Comparison of physicochemical characteristics and drug release of diclofenac sodium–eudragit® RS100 nanoparticles and solid dispersions

Abstract

The aim of the present study was to formulate and characterize diclofenac sodium (DNa)–eudragit® RS100 nanoparticles and solid dispersions. The conventional double-emulsion solvent diffusion technique for preparing nanoparticles of the water-soluble drugs is limited due to low encapsulation efficiency because of the drug rapid partitioning to t\\he external aqueous phase. So therefore, nanoparticles of DNa with different amounts of eudragit® RS100 were prepared by a modified single-emulsion solvent diffusion method. The solid dispersions were also formulated using co-evaporation technique. The physicochemical characteristics of the prepared formulations were assessed operating particle size analysis, differential scanning calorimetry, X-ray crystallography, Fourier transform infrared spectroscopy and transmission electron microscopy. The release rate of DNa from the prepared nanoparticles and solid dispersions was investigated as well. The size of relatively monodisperse nanoparticles ranged from 103nm to 170nm. Employing the modified single-emulsion solvent diffusion technique to prepare the nanoparticles could perfectly improve the drug encapsulation efficiency. Both nanoparticles and solid dispersions of DNa–eudragit® RS100 displayed lower crystallinity and the intermolecular interaction between drug and polymer could not be ruled out. All the solid dispersions revealed slower drug release rate in comparison with the nanoparticles.

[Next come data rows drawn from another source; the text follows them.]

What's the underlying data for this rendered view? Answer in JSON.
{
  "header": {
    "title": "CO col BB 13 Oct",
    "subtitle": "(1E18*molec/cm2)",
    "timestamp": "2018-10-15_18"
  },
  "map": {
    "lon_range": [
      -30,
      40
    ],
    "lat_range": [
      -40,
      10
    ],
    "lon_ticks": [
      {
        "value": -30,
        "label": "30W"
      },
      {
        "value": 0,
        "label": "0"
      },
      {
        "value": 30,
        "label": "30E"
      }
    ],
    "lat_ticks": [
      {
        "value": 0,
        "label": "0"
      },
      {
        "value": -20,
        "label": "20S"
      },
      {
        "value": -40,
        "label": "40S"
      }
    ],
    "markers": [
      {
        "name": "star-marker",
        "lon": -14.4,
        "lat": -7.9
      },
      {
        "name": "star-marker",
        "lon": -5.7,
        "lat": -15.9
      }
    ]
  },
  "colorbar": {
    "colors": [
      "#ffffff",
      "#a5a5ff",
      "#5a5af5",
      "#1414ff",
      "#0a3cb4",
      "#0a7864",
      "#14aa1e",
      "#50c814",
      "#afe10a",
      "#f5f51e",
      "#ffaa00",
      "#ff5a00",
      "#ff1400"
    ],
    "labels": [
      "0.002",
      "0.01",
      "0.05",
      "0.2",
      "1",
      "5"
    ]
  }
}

DNa–eudragit® RS100 nanoparticle with the low drug/polymer ratios could relatively reduce the drug release rate up to 5h whereas the solid dispersions were found to be suitable to control drug release for an extended times. As stated by these findings, formulation of the DNa–eudragit® RS100 nanoparticles was able to adjust the physicochemical characteristics of the drug and may well increase the anti-inflammatory effects of drug following its ocular or intra-joint administration.